Czasem myślę,że to:"(„wyczuwanie istnienia” narządów rozrodczych)" pojawia się przez to,że bardzo chciałabym mieć męża,prawdziwie kochać i prawdziwie być kochaną przez miłość mego życia-męża.

Nie nazwałabym tego zazdrością{(chociaż może się mylę),bo jeśli związek jest oparty na pięknej miłości to życzę wszystkim w takich związkach wszystkiego co najlepsze}ale lubię popatrzeć sobie na szczęśliwe pary czy to małżeńskie czy narzeczeńskie.
Czy możliwe jest,aby stało się tak,że przez to moje zachowanie nie wyjdę nigdy za mąż,że powinnam po prostu dobrze żyć,a nie wyobrażać sobie przyszłego życia,wchodząc Bogu w drogę,a może Bóg tego chce??

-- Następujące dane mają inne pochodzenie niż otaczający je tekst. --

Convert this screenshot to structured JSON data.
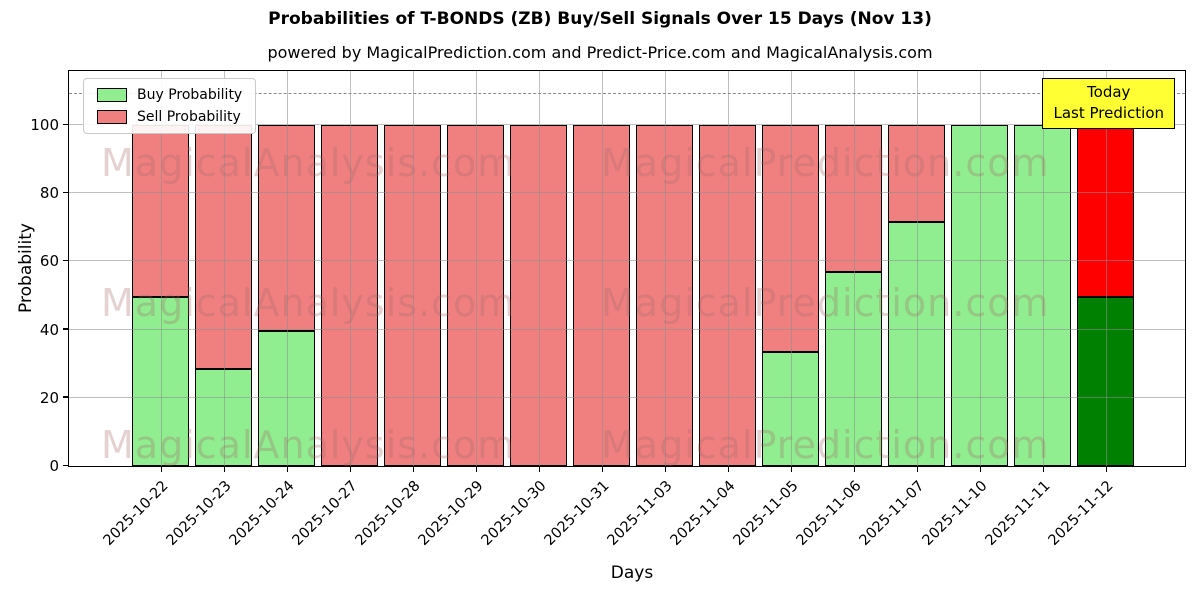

Mam nadzieję,że to nie grzech,bo nie szukam przyjemności seksualnej w tych myślach czy zachowaniu,tylko takiej radości życia,może motywacji do dobrego życia??
Proszę o poradę

Odpowiedź:

Tego rodzaju myśli, o ile nie pojawiają się w nich historie nieczyste, nie są żadnym grzechem. Możesz mieć swoje marzenia. Możesz cieszyć się szczęściem innych. A to co piszesz najlepiej wskazuje, że to co odczuwasz nie jest faktycznie grzeszną przyjemnością seksualną. Raczej odczuciem podobnym do tego, co dzieje się z człowiekiem, gdy słyszy pod swoim adresem coś miłego, czy gdy przytula się do niego dziecko. 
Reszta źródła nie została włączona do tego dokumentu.